BUSINESS NEWS - Some budget experts give their budget expectations:
Nazmeera Moola – co-head of fixed income, Investec Asset Management “Around R45 billion of tax hikes and spending cuts are needed in the fiscal year that starts 1 April 2018 to stabilise the South African fiscal outlook.
"With free tertiary education weighing on the fiscus, it will be difficult to achieve the R31 billion in expenditure cuts that were planned. At most R15 billion is likely.
“Therefore, tax hikes of around R30 billion are needed. Last year, personal income taxes bore the brunt of the adjustment, with very little offset provided for inflation in the tax brackets.
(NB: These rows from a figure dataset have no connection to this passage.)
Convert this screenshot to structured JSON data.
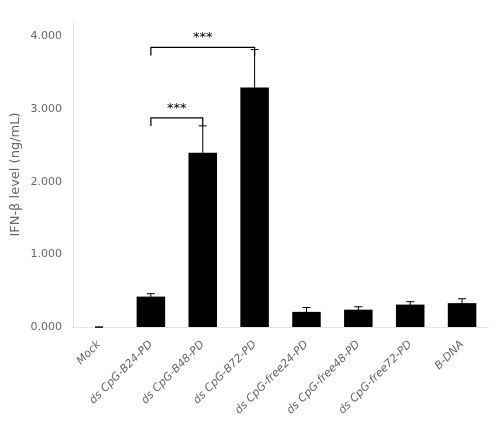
{
  "chart_data": {
    "type": "bar",
    "categories": [
      "Mock",
      "ds CpG-B24-PD",
      "ds CpG-B48-PD",
      "ds CpG-B72-PD",
      "ds CpG-free24-PD",
      "ds CpG-free48-PD",
      "ds CpG-free72-PD",
      "B-DNA"
    ],
    "values": [
      0.0,
      0.42,
      2.4,
      3.3,
      0.21,
      0.24,
      0.31,
      0.33
    ],
    "errors": [
      0.0,
      0.04,
      0.37,
      0.52,
      0.06,
      0.04,
      0.04,
      0.06
    ],
    "color": "#000000",
    "ylabel": "IFN-β level (ng/mL)",
    "ylim": [
      0,
      4.2
    ],
    "yticks": [
      {
        "value": 0.0,
        "label": "0.000"
      },
      {
        "value": 1.0,
        "label": "1.000"
      },
      {
        "value": 2.0,
        "label": "2.000"
      },
      {
        "value": 3.0,
        "label": "3.000"
      },
      {
        "value": 4.0,
        "label": "4.000"
      }
    ],
    "grid": false,
    "annotations": [
      {
        "text": "***",
        "x1": "ds CpG-B24-PD",
        "x2": "ds CpG-B48-PD",
        "y": 2.88
      },
      {
        "text": "***",
        "x1": "ds CpG-B24-PD",
        "x2": "ds CpG-B72-PD",
        "y": 3.85
      }
    ]
  }
}
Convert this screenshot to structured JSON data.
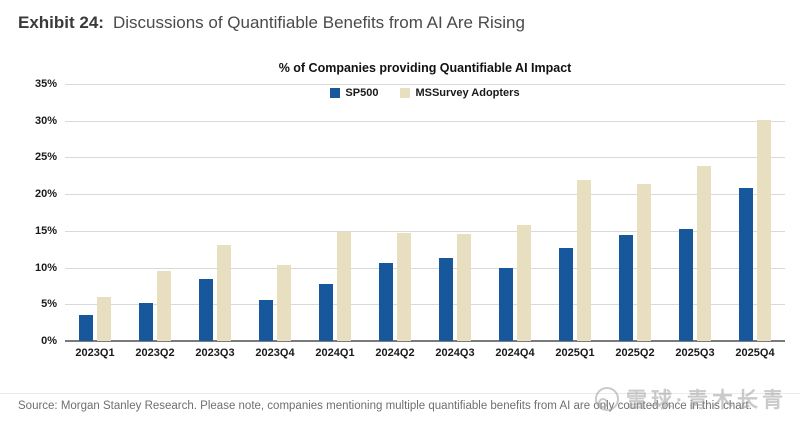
{
  "header": {
    "exhibit_label": "Exhibit 24:",
    "title": "Discussions of Quantifiable Benefits from AI Are Rising"
  },
  "chart_data": {
    "type": "bar",
    "title": "% of Companies providing Quantifiable AI Impact",
    "categories": [
      "2023Q1",
      "2023Q2",
      "2023Q3",
      "2023Q4",
      "2024Q1",
      "2024Q2",
      "2024Q3",
      "2024Q4",
      "2025Q1",
      "2025Q2",
      "2025Q3",
      "2025Q4"
    ],
    "series": [
      {
        "name": "SP500",
        "color": "#17579c",
        "values": [
          3.6,
          5.2,
          8.4,
          5.6,
          7.7,
          10.6,
          11.3,
          9.9,
          12.7,
          14.4,
          15.3,
          20.9
        ]
      },
      {
        "name": "MSSurvey Adopters",
        "color": "#e8dfc1",
        "values": [
          6.0,
          9.6,
          13.1,
          10.4,
          14.9,
          14.7,
          14.6,
          15.8,
          21.9,
          21.4,
          23.9,
          30.1
        ]
      }
    ],
    "ylim": [
      0,
      35
    ],
    "ytick_step": 5,
    "ytick_labels": [
      "0%",
      "5%",
      "10%",
      "15%",
      "20%",
      "25%",
      "30%",
      "35%"
    ],
    "grid": true,
    "legend_position": "top-center"
  },
  "footer": {
    "source": "Source: Morgan Stanley Research. Please note, companies mentioning multiple quantifiable benefits from AI are only counted once in this chart.",
    "watermark": "雪球·青木长青"
  },
  "colors": {
    "sp500_blue": "#17579c",
    "adopters_tan": "#e8dfc1",
    "gridline": "#d9d9d9",
    "axis": "#7a7a7a",
    "watermark_gray": "#c7c7c7"
  }
}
"As a result, households earning from R350 000 per annum saw a decline in real wages due to limited tax relief for inflation.
"While that manoeuvre can be repeated this year, it is woefully inefficient – and did not raise nearly the amount of expected revenue in 2017.
"A far better option is to hike Value Added Tax (VAT) by at least 1%.”
Tsitsi Hatendi-Matika – market analyst, Absa Wealth and Investment Management
“VAT has been a lever that the National Treasury refused to pull for years, likely because of its political consequences, but a 2% increase in VAT would create the much required cash.
"An increase in VAT is expected to signal government’s commitment to addressing the issue of fiscal slippage.
“An alternative to increasing VAT in a linear manner would be to remove the zero rating for VAT on fuel sales. We anticipate that this could raise up to R18 billion.
"Given that this would increase the retail price of fuel, if not offset by a cut in the General Fuel Levy, this means that National Treasury would need to get creative around this for it to be palatable for consumers.”
Tracy Brophy – chairperson of the South African Institute of Chartered Accountants Tax Committee
“Even though the personal income tax taxpayer base is small (it is estimated that around 80% of personal income tax is being paid by 25% of the personal income tax taxpayers), it would appear that this base remains a popular target for tax increases despite it arguably having reached the point of diminishing returns.
"A way of targeting this base without adjusting the personal income rate any further is by increasing the existing so-called ‘wealth taxes’ – estate duty (20%), donations tax (20%) and capital gains tax (CGT) (40% inclusion rate resulting in an effective rate of 18% for the top bracket which are taxed at 45%).
“Even though the Davis Tax Committee has only recommended an increase in estate duty to 25% and an increase in the CGT inclusion rate for corporates (from 80% to 100%), there is nothing preventing an increase to 25% for both estate duty and donations tax and an increase in the inclusion rate for CGT to either 50% or 60% (taking the effective CGT top rate to 22.5% or 27%).”